SeaWulf's storage infrastructure is built on a GPFS storage solution, offering a total capacity of approximately 4 petabytes of SAS spinning disk and 50 terabytes of SSD. The SSD component provides exceptional performance, capable of sustaining over 4 million 4K random read IOPS and achieving sequential read speeds exceeding 36 gigabytes per second.

Connectivity

SeaWulf features five login nodes for user access and task management.

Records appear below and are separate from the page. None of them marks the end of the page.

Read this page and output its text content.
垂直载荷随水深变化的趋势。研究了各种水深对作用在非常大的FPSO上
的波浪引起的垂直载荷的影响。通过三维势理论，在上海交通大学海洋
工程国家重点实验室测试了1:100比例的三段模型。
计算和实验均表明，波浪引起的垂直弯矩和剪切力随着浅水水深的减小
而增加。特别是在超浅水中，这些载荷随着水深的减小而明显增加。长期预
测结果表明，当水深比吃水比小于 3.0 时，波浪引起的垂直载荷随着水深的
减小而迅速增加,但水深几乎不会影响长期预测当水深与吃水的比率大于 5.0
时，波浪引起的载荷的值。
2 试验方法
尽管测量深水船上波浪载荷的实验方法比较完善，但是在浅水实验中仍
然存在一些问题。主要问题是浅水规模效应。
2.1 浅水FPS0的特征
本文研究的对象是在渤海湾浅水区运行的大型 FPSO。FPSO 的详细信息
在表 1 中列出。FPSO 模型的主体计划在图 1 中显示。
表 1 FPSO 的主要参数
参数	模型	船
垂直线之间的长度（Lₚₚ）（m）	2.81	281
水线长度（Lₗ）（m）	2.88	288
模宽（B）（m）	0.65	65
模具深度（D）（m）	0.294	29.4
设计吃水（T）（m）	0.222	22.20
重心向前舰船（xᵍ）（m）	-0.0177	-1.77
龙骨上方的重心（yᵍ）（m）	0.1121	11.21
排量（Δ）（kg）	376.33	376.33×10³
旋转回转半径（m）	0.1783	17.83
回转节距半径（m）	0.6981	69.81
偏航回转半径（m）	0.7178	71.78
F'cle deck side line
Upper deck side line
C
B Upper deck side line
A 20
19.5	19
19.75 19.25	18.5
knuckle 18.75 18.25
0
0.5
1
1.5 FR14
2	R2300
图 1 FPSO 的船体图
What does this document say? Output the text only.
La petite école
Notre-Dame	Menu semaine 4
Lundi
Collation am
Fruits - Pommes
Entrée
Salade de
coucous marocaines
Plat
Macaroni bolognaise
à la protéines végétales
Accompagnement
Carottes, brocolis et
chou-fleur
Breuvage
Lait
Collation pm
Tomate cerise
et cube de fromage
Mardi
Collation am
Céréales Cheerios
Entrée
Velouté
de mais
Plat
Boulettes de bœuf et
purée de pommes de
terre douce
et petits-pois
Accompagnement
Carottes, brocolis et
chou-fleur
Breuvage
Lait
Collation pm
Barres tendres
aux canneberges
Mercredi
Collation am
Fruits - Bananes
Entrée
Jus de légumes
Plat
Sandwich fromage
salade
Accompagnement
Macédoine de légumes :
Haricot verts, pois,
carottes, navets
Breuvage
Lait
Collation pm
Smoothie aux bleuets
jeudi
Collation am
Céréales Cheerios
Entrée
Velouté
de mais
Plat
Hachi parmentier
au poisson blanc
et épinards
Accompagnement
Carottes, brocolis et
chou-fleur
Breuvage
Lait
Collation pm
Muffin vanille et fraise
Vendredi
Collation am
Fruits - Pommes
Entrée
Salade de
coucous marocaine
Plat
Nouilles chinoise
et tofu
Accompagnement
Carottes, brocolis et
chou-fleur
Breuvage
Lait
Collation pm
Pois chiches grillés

The nodes are interconnected via high-speed InfiniBand® networks by Nvidia®, supporting data transfer speeds of 5-50 GB/s.

Performance Calculation

Peak Performance: Cores per node × number of nodes × base clock per core × double precision FLOPS per cycle + Nvidia GPU Teraflops.
Memory Bandwidth Calculation: Memory Clock (1,066 MHz) × 2 (DDR) × 64-bit Memory Bus width × 4 Memory interfaces per CPU (Quad-channel) × 2 CPUs per node / 8 bits per byte.